Seeking to rely upon Elgin—the primary opinion by which the majority attempts to find supporting authority—the majority holds at 9: CSRA’s “text, structure, and purpose” support the Government’s position. But, as noted by the majority at 9, plaintiffs in Elgin had already received adverse action (termination) when they filed suit. Elgin, 567 U.S. at 7. Further, plaintiffs in Elgin were terminated for violating the Military Selective Service Act, requiring certain male citizens to register for the Selective Service. Id. at 6–7. Elgin, therefore, pertains only to plaintiffs whose employment was terminated after they knowingly violated a statute, whereas here, plaintiffs have not received adverse action, but are instead being told they could be, inter alia, terminated if they do not get vaccinated as required by the EO.

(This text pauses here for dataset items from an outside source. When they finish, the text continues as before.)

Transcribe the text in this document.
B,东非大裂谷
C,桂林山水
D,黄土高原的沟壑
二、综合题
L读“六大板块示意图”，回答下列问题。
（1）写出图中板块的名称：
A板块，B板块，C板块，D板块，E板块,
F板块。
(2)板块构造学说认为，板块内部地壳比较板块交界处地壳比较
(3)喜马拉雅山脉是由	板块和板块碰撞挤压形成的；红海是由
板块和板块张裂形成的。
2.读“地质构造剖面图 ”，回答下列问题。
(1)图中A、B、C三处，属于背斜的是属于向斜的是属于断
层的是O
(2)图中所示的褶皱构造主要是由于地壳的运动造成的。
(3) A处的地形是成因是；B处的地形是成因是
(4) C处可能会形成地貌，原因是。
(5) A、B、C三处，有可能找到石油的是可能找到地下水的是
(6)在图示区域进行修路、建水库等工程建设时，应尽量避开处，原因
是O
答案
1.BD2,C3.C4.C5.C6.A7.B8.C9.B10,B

The majority at 9 also states: In Elgin, the Court recognized that employees “against whom an action is proposed” still fall under CSRA, focusing on the language that it, “sets out the procedures due an employee prior to final agency action”. Elgin, 567 U.S. at 11 (citing 5 U.S.C. § 7513). But, the Court in Elgin also noted: “When an employing agency proposes a covered action against a covered employee, . . . CSRA gives the employee the right to notice, representation by counsel, an opportunity to respond, and a written reasoned decision from the agency”. Id. at 6 (emphasis added) (citing 5 U.S.C. § 7513(b)).
Section 7513 does not apply to plaintiffs. First, it applies to federal employees facing proposed actions by “an employing agency”. 5 U.S.C. § 7513. CSRA’s language, which the majority references at 9, also refers to action taken by an “agency”. See id. Here, there is no agency action. Rather, the President is attempting to impose a sweeping mandate against the federal civilian workforce. Again, no adverse action has been proposed or taken by an agency. In short, Elgin does not control the case at hand.
Section 7513 references individual employees; here, the President seeks to require an entire class of employees to be vaccinated or be subject to an adverse action. Simply put, CSRA does not cover pre-enforcement employment actions, especially concerning 2.1 million federal civilian employees. The district court, therefore, had subject-matter jurisdiction to hear plaintiffs’ claims.